L'école et la devise républicaine. Etat des lieux.

Notre belle devise française, en trois morceaux (qui ont eu du mal, on le sait, à s'organiser ainsi), est inscrite au fronton de l'entrée, dans toutes les écoles de France... Oui, mais voilà, elle est sur la porte, et elle y reste sans y entrer.

A quoi sert-elle alors ?
Elle permet d'alimenter des leçons de morale, du genre "faites ce que je dis, mais pas ce que je fais".
Problème : la morale ne s'enseigne, ni par des discours, ni par des leçons. Pour la morale, la seule pédagogie c'est le vécu commun, et l'exemple des aînés. C'est un fait reconnu et attesté depuis des lustres.
Ce qui est inadmissible, c'est qu'elle n'est pas mise en œuvre dans l'école : elle est sur la porte ? Non ! En fait, c'est bien "à" la porte, qu'elle reste !
Qu'on en juge :
* La liberté y est refusée officiellement, tant pour les enfants, qui sont sous la responsabilité des adultes et soumis à un règlement de l'établissement, que pour les enseignants, soumis, eux aussi, à un emploi du temps, et à des contenus d'enseignement imposés — on peut ajouter que, depuis 2017, même la manière de s'y prendre dans leur métier, est imposée maintenant.

* L'égalité n'y est pas non plus, et ce, pour des raisons tout autres, essentiellement sociales, mais pas seulement... Auxquelles s'ajoute un sentiment largement partagé, que les inégalités se creusent encore depuis quelques années.
On observe que ces deux valeurs ont en commun, qu'elles échappent complètement — c'est vrai ! — à la bonne volonté des enseignants, tous dépendants de ce qui est au-dessus d'eux, la société et les supérieurs hiérarchiques.

* Ce qui n'est pas le cas de la troisième, la fraternité, chose fort différente, qui ne dépend, ni du Ministre, ni des aléas sociaux. Il s'agit d'un sentiment personnel d'empathie, qui pousse à partager, sans que, théoriquement, rien d'extérieur ne l'en empêche.
Rien...
Si ce n'est une règle, inscrite nulle part, mais solidement ancrée dans les habitudes de pensée scolaire, qui interdit formellement toute entraide.
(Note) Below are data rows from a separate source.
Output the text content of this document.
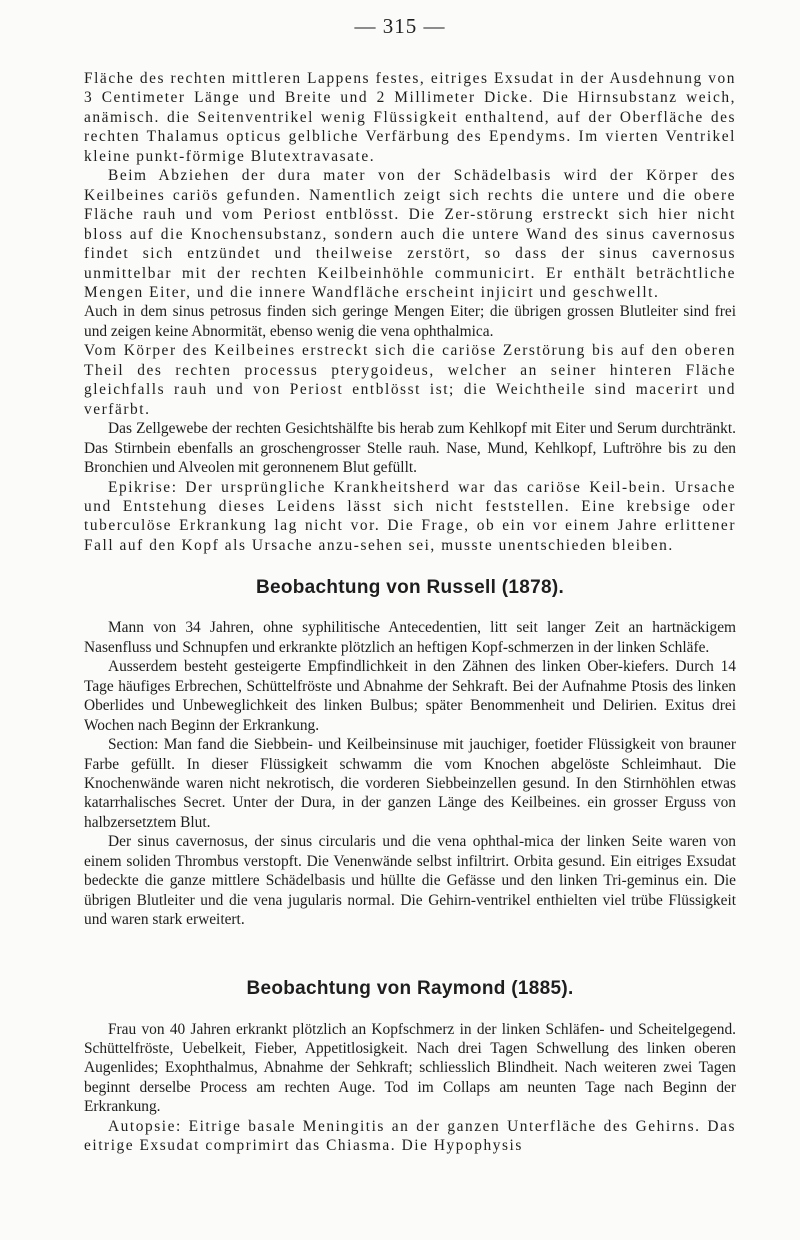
— 315 —

Fläche des rechten mittleren Lappens festes, eitriges Exsudat in der Ausdehnung von 3 Centimeter Länge und Breite und 2 Millimeter Dicke. Die Hirnsubstanz weich, anämisch. die Seitenventrikel wenig Flüssigkeit enthaltend, auf der Oberfläche des rechten Thalamus opticus gelbliche Verfärbung des Ependyms. Im vierten Ventrikel kleine punkt-förmige Blutextravasate.

Beim Abziehen der dura mater von der Schädelbasis wird der Körper des Keilbeines cariös gefunden. Namentlich zeigt sich rechts die untere und die obere Fläche rauh und vom Periost entblösst. Die Zer-störung erstreckt sich hier nicht bloss auf die Knochensubstanz, sondern auch die untere Wand des sinus cavernosus findet sich entzündet und theilweise zerstört, so dass der sinus cavernosus unmittelbar mit der rechten Keilbeinhöhle communicirt. Er enthält beträchtliche Mengen Eiter, und die innere Wandfläche erscheint injicirt und geschwellt.

Auch in dem sinus petrosus finden sich geringe Mengen Eiter; die übrigen grossen Blutleiter sind frei und zeigen keine Abnormität, ebenso wenig die vena ophthalmica.

Vom Körper des Keilbeines erstreckt sich die cariöse Zerstörung bis auf den oberen Theil des rechten processus pterygoideus, welcher an seiner hinteren Fläche gleichfalls rauh und von Periost entblösst ist; die Weichtheile sind macerirt und verfärbt.

Das Zellgewebe der rechten Gesichtshälfte bis herab zum Kehlkopf mit Eiter und Serum durchtränkt. Das Stirnbein ebenfalls an groschengrosser Stelle rauh. Nase, Mund, Kehlkopf, Luftröhre bis zu den Bronchien und Alveolen mit geronnenem Blut gefüllt.

Epikrise: Der ursprüngliche Krankheitsherd war das cariöse Keil-bein. Ursache und Entstehung dieses Leidens lässt sich nicht feststellen. Eine krebsige oder tuberculöse Erkrankung lag nicht vor. Die Frage, ob ein vor einem Jahre erlittener Fall auf den Kopf als Ursache anzu-sehen sei, musste unentschieden bleiben.

Beobachtung von Russell (1878).

Mann von 34 Jahren, ohne syphilitische Antecedentien, litt seit langer Zeit an hartnäckigem Nasenfluss und Schnupfen und erkrankte plötzlich an heftigen Kopf-schmerzen in der linken Schläfe.

Ausserdem besteht gesteigerte Empfindlichkeit in den Zähnen des linken Ober-kiefers. Durch 14 Tage häufiges Erbrechen, Schüttelfröste und Abnahme der Sehkraft. Bei der Aufnahme Ptosis des linken Oberlides und Unbeweglichkeit des linken Bulbus; später Benommenheit und Delirien. Exitus drei Wochen nach Beginn der Erkrankung.

Section: Man fand die Siebbein- und Keilbeinsinuse mit jauchiger, foetider Flüssigkeit von brauner Farbe gefüllt. In dieser Flüssigkeit schwamm die vom Knochen abgelöste Schleimhaut. Die Knochenwände waren nicht nekrotisch, die vorderen Siebbeinzellen gesund. In den Stirnhöhlen etwas katarrhalisches Secret. Unter der Dura, in der ganzen Länge des Keilbeines. ein grosser Erguss von halbzersetztem Blut.

Der sinus cavernosus, der sinus circularis und die vena ophthal-mica der linken Seite waren von einem soliden Thrombus verstopft. Die Venenwände selbst infiltrirt. Orbita gesund. Ein eitriges Exsudat bedeckte die ganze mittlere Schädelbasis und hüllte die Gefässe und den linken Tri-geminus ein. Die übrigen Blutleiter und die vena jugularis normal. Die Gehirn-ventrikel enthielten viel trübe Flüssigkeit und waren stark erweitert.

Beobachtung von Raymond (1885).

Frau von 40 Jahren erkrankt plötzlich an Kopfschmerz in der linken Schläfen- und Scheitelgegend. Schüttelfröste, Uebelkeit, Fieber, Appetitlosigkeit. Nach drei Tagen Schwellung des linken oberen Augenlides; Exophthalmus, Abnahme der Sehkraft; schliesslich Blindheit. Nach weiteren zwei Tagen beginnt derselbe Process am rechten Auge. Tod im Collaps am neunten Tage nach Beginn der Erkrankung.

Autopsie: Eitrige basale Meningitis an der ganzen Unterfläche des Gehirns. Das eitrige Exsudat comprimirt das Chiasma. Die Hypophysis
Comment peut-on interdire à l'école, un acte, conseillé partout ailleurs, par la religion, et par la morale laïque ?
Pour parvenir à un tel paradoxe, la trouvaille, fort efficace, a consisté à éviter le mot "entraide", beaucoup trop beau, impossible à refuser, pour en choisir un autre, qui, inversant l'ordre des facteurs, a permis de l'assimiler à un vol, : ce n'est plus celui qui a la chance de savoir, qui vient au secours de celui qui n'a pas cette chance, c'est ce dernier, qui, en "copiant sur son voisin", ose voler son savoir au premier, le vilain enfant !
Les mots sont puissants, qui retournent les faits comme un gant. Et la grammaire est essentielle ! C'est aussi pour ça, qu'on enseigne bien mal ceux-là et plus mal encore cette dernière.

Signification hautement politique de cette interdiction : ceux qu'elle laisse dehors sont ceux "qui n'y arrivent pas", ceux qui n'ont pas compris...
Mais, au fait, pourquoi d'autres ont-ils compris ?
Parce que le milieu, où ils ont eu la chance de naître, était culturellement riche, qu'ils y ont acquis l'habitude et les moyens d'échanger, de prendre la parole, de réfléchir et qu'ils y ont vécu toutes sortes d'expériences.
Ceux qui n'ont pas compris sont ceux qui n'ont rien vécu de tout cela, même si leur vie leur a permis de construire toutes sortes de savoirs. L'injustice est, pour eux, que ces savoirs ne sont pas ceux que l'école attend.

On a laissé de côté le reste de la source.